In sum, while perceived risks/benefits may differ from actual risks/benefits, it is important to understand the perspectives of various stakeholders involved in HIV cure research, since these have consequences for the effective and ethical implementation of HIV cure research, including how study protocols and informed consent forms are designed. The possibility of exposing PLWHIV to anything that harbors unacceptable risk appears unethical, and HIV cure research protocols should have clear safety and tolerability criteria that can be acted upon promptly during the conduct of HIV cure research. Further, because HIV cure research remains a relatively recent endeavor, we have a unique opportunity to develop high ethical standards surrounding risks and benefits.

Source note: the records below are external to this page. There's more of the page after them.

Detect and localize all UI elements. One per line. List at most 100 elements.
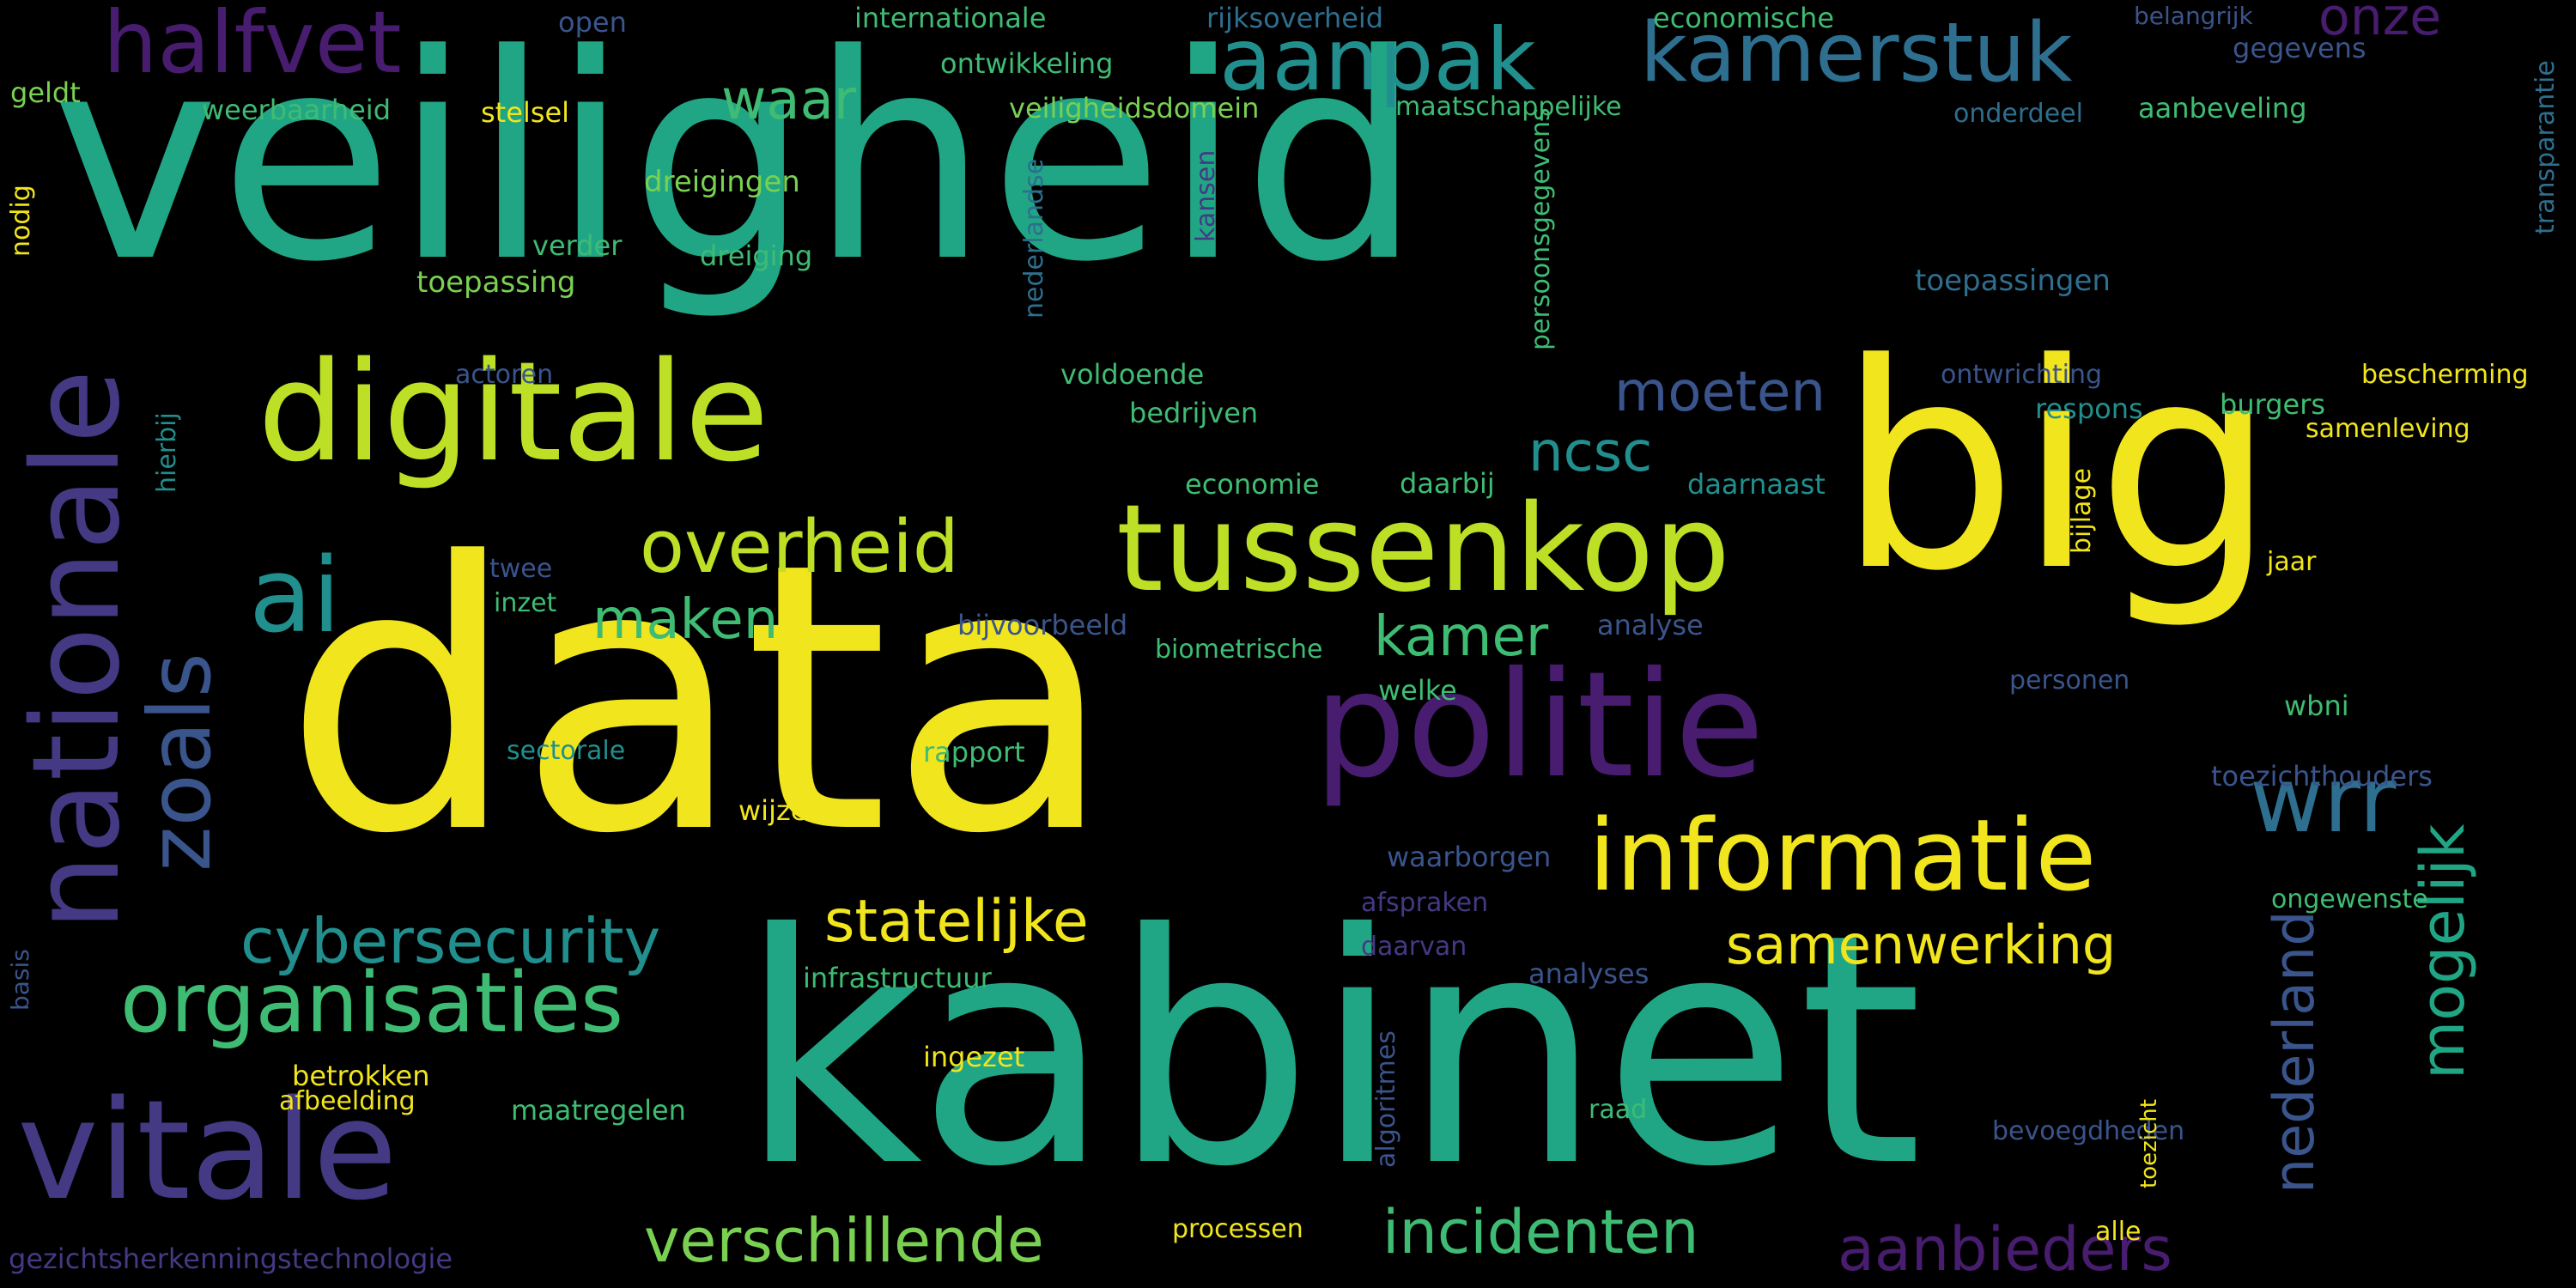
- word-cybersecurity: cybersecurity: [240, 905, 661, 977]
- word-nationale: nationale: [7, 369, 147, 931]
- word-big: big: [1838, 303, 2276, 633]
- word-samenleving: samenleving: [2306, 414, 2470, 444]
- word-transparantie: transparantie: [2530, 60, 2561, 234]
- word-veiligheidsdomein: veiligheidsdomein: [1009, 92, 1260, 125]
- word-waar: waar: [721, 69, 857, 132]
- word-internationale: internationale: [854, 2, 1047, 34]
- word-twee: twee: [489, 554, 553, 584]
- word-moeten: moeten: [1614, 361, 1826, 424]
- word-persoonsgegevens: persoonsgegevens: [1526, 107, 1556, 350]
- word-voldoende: voldoende: [1060, 358, 1205, 391]
- word-samenwerking: samenwerking: [1726, 914, 2117, 976]
- word-dreigingen: dreigingen: [644, 165, 800, 199]
- word-wijze: wijze: [738, 794, 808, 827]
- word-onze: onze: [2318, 0, 2442, 47]
- word-wbni: wbni: [2284, 690, 2349, 722]
- word-bijvoorbeeld: bijvoorbeeld: [957, 609, 1128, 641]
- word-burgers: burgers: [2220, 388, 2326, 421]
- word-bedrijven: bedrijven: [1129, 397, 1259, 429]
- word-afbeelding: afbeelding: [279, 1086, 416, 1116]
- word-tussenkop: tussenkop: [1116, 479, 1730, 619]
- word-veiligheid: veiligheid: [52, 0, 1423, 324]
- word-basis: basis: [6, 949, 34, 1011]
- word-kansen: kansen: [1191, 150, 1221, 243]
- word-economische: economische: [1653, 2, 1835, 34]
- word-belangrijk: belangrijk: [2134, 2, 2253, 30]
- word-respons: respons: [2035, 392, 2143, 425]
- word-halfvet: halfvet: [103, 0, 402, 93]
- word-daarbij: daarbij: [1400, 467, 1495, 500]
- word-rapport: rapport: [923, 736, 1025, 769]
- word-betrokken: betrokken: [292, 1060, 430, 1092]
- word-nederland: nederland: [2263, 910, 2327, 1194]
- word-ontwrichting: ontwrichting: [1941, 360, 2102, 390]
- word-waarborgen: waarborgen: [1387, 841, 1552, 873]
- word-ongewenste: ongewenste: [2271, 884, 2428, 914]
- word-geldt: geldt: [10, 76, 81, 109]
- word-kamerstuk: kamerstuk: [1640, 6, 2073, 100]
- word-alle: alle: [2095, 1217, 2142, 1247]
- word-kabinet: kabinet: [738, 867, 1923, 1236]
- word-ai: ai: [249, 537, 341, 656]
- word-analyses: analyses: [1528, 957, 1649, 990]
- word-daarvan: daarvan: [1361, 932, 1467, 962]
- word-nodig: nodig: [6, 185, 36, 257]
- word-organisaties: organisaties: [120, 955, 624, 1051]
- word-maatregelen: maatregelen: [511, 1094, 686, 1127]
- word-rijksoverheid: rijksoverheid: [1206, 2, 1384, 34]
- word-data: data: [283, 485, 1115, 914]
- word-jaar: jaar: [2267, 547, 2317, 577]
- word-daarnaast: daarnaast: [1687, 468, 1826, 501]
- word-nederlandse: nederlandse: [1019, 159, 1049, 319]
- word-politie: politie: [1314, 641, 1765, 811]
- word-verschillende: verschillende: [644, 1206, 1044, 1276]
- word-hierbij: hierbij: [152, 412, 182, 493]
- word-toezichthouders: toezichthouders: [2211, 760, 2433, 793]
- word-actoren: actoren: [455, 360, 554, 390]
- word-gezichtsherkenningstechnologie: gezichtsherkenningstechnologie: [9, 1242, 453, 1275]
- word-informatie: informatie: [1589, 799, 2097, 914]
- word-afspraken: afspraken: [1361, 888, 1489, 918]
- word-wrr: wrr: [2250, 748, 2397, 853]
- word-toepassingen: toepassingen: [1915, 264, 2111, 298]
- word-aanbieders: aanbieders: [1838, 1214, 2172, 1285]
- word-biometrische: biometrische: [1155, 635, 1323, 665]
- word-zoals: zoals: [130, 653, 230, 872]
- word-toezicht: toezicht: [2136, 1099, 2162, 1188]
- word-stelsel: stelsel: [481, 96, 570, 129]
- word-bijlage: bijlage: [2067, 468, 2097, 554]
- word-sectorale: sectorale: [507, 736, 626, 766]
- word-toepassing: toepassing: [416, 265, 576, 300]
- word-economie: economie: [1185, 468, 1320, 501]
- word-gegevens: gegevens: [2233, 32, 2366, 64]
- word-bevoegdheden: bevoegdheden: [1992, 1116, 2185, 1146]
- word-analyse: analyse: [1597, 609, 1704, 641]
- word-welke: welke: [1378, 674, 1457, 707]
- word-bescherming: bescherming: [2361, 360, 2529, 390]
- word-maatschappelijke: maatschappelijke: [1395, 92, 1622, 122]
- word-overheid: overheid: [640, 505, 959, 590]
- word-ncsc: ncsc: [1528, 421, 1653, 484]
- word-personen: personen: [2009, 665, 2130, 696]
- word-algoritmes: algoritmes: [1371, 1030, 1401, 1168]
- word-raad: raad: [1589, 1095, 1648, 1125]
- word-verder: verder: [532, 229, 623, 262]
- word-incidenten: incidenten: [1382, 1197, 1699, 1267]
- word-aanpak: aanpak: [1219, 9, 1536, 110]
- word-maken: maken: [592, 588, 779, 652]
- word-kamer: kamer: [1374, 605, 1549, 669]
- word-processen: processen: [1172, 1214, 1303, 1244]
- word-dreiging: dreiging: [700, 240, 813, 272]
- word-infrastructuur: infrastructuur: [803, 962, 992, 994]
- word-inzet: inzet: [494, 588, 557, 618]
- word-mogelijk: mogelijk: [2408, 824, 2478, 1080]
- word-ontwikkeling: ontwikkeling: [940, 47, 1114, 80]
- word-statelijke: statelijke: [824, 888, 1089, 956]
- word-ingezet: ingezet: [923, 1041, 1025, 1073]
- word-open: open: [558, 6, 627, 39]
- word-digitale: digitale: [258, 331, 769, 492]
- word-vitale: vitale: [17, 1070, 398, 1230]
- word-weerbaarheid: weerbaarheid: [202, 94, 391, 126]
- word-aanbeveling: aanbeveling: [2138, 92, 2307, 125]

Policy-makers/bioethicists have a role to play in creating policies that address the category of unacceptable risks in HIV cure research. It is also crucial to manage expectations around what the science can deliver in early-phase experiments [1], and to provide adequate education to potential study participants. While our study attempted to bridge social sciences with the biomedical research on HIV cure [42][43], more formative research will be needed to understand the evolving public discourse on specific types of HIV cure studies, and this will need to involve the close collaboration of biomedical researchers,social scientists and community representatives. Emerging results around perceived risks and benefits of HIV cure research can serve as an empirical foundation for knowledge translation and community engagement strategies to support the long-term development of a cure with an acceptable risk and benefit profile. Finally, community and participant confidence regarding the safety and acceptability of a cure should be a compelling driver for discovery and progress towards such a cure.

Data Availability

All relevant data are within the paper and contained in Tables enclosed in the paper. There are no additional data pertaining to this manuscript.

Funding Statement

NIH grant R01A108366 (Social and Ethical Aspects of Research on Curing HIV, searcHIV) supported this work. The funders had no role in the study design, data collection and analysis, decision to publish, or preparation of the manuscript.